In this section, the various components of the CTBNet algorithm were explored, examining their roles in enhancing the reconstruction of thermal infrared multispectral images. Ablation studies confirmed the efficacy of the improved self-attention mechanism and spectral forget unit, providing valuable insights for subsequent thermal infrared hyperspectral image reconstruction efforts. Furthermore, two sensitivity analysis experiments demonstrated the robustness of the CTBNet algorithm against data noise and its adaptability to different sensor characteristics, thereby broadening the applicability of the algorithm and offering alternative solutions for the acquisition of thermal infrared hyperspectral data. For example, in current thermal infrared hyperspectral research, many algorithms are based on the European Space Agency’s IASI sensor [46,47,48], which has a relatively low spatial resolution and cannot meet the needs of small-scale studies. In future research, given adequate data support, this algorithm could be employed to reconstruct multispectral data with higher temporal and spatial resolution into hyperspectral data, thereby fulfilling research requirements.

7. Conclusions

This paper presents an improved spectral reconstruction algorithm, CTBNet, which combines CNNs and Transformers, aimed at addressing the challenges of thermal infrared multispectral image reconstruction. By incorporating an improved self-attention mechanism and spectral forget unit into the algorithm, it successfully enhances the accuracy of multispectral to hyperspectral image reconstruction while maintaining efficient computational performance.

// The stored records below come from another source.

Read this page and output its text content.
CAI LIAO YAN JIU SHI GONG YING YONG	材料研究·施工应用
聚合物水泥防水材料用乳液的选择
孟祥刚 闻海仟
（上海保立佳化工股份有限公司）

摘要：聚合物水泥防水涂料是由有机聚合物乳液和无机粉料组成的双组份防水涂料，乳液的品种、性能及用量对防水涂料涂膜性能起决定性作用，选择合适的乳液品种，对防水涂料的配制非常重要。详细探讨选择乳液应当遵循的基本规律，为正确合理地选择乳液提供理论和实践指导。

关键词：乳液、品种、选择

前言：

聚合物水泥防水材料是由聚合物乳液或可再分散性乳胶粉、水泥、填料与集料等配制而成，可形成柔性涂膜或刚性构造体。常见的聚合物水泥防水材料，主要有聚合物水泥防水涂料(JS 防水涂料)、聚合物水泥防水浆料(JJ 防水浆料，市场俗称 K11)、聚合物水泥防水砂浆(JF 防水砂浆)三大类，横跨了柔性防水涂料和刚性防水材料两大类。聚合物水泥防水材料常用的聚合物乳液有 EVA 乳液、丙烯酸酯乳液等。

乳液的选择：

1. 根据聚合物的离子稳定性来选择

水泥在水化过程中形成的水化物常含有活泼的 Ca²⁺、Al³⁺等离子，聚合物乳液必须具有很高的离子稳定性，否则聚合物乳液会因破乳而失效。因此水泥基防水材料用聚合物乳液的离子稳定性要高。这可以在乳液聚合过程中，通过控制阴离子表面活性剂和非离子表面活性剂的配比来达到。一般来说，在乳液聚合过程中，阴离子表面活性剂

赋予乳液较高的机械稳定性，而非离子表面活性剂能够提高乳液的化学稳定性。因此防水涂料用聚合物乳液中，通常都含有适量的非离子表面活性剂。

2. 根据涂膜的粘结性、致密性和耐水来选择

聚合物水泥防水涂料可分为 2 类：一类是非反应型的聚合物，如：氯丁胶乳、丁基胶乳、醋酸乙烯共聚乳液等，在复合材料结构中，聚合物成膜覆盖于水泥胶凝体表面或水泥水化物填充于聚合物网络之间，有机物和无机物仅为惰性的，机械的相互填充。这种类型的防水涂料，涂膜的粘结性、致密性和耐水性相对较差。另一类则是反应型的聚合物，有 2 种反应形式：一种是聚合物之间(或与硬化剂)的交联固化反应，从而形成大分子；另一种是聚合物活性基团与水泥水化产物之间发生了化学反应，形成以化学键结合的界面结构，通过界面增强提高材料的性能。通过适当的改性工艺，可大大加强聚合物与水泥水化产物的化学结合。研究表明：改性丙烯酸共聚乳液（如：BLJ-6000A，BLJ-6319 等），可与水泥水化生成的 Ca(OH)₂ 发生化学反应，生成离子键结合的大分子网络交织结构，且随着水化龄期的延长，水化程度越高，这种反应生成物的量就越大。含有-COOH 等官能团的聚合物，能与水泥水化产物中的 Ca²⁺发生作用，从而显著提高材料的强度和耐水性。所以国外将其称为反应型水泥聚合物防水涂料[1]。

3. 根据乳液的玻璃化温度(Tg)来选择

Experimental results demonstrate that CTBNet surpasses some SOTA methods across multiple performance evaluation metrics, particularly excelling in key indicators, such as PSNR, SSIM, SAM, RMSE, and MRAE. These achievements not only prove the immense potential of deep learning in the field of spectral reconstruction but also highlight the advantages of combining CNNs and Transformers in processing thermal infrared images. Furthermore, through ablation experiments and sensitivity analysis, the crucial roles of the improved self-attention mechanism and spectral forget unit in enhancing algorithm performance, as well as the algorithm’s robustness to different noise conditions and spectral response function variances, were further verified.

Thermal infrared hyperspectral remote sensing technology is a crucial tool in the field of Earth sciences, and the success of CTBNet signifies that more thermal infrared hyperspectral data may be available for future scientific researches, thus contributing to the advancement of Earth sciences. For example, in environmental monitoring, the spectral reconstruction technique of CTBNet may be used for high temporal resolution monitoring of climate change, pollutant dispersion, and changes in wildlife habitats. In the agricultural sector, this technology may generate high spatial resolution thermal infrared hyperspectral images, which can then assist in monitoring crop health, assessing the impact of drought, and guiding irrigation management.

Despite the significant accomplishments of CTBNet in various aspects, we recognize that there is still some room for further optimization and application expansion of the algorithm. Future research could explore the integration of more advanced deep learning technologies, such as Graph Geural Getworks (GNNs), and more complex Transformer variants, to further improve reconstruction quality and the algorithm’s generalization capability. Optimizing the algorithm’s real-time performance and application on larger-scale datasets will be key to achieving broader applications.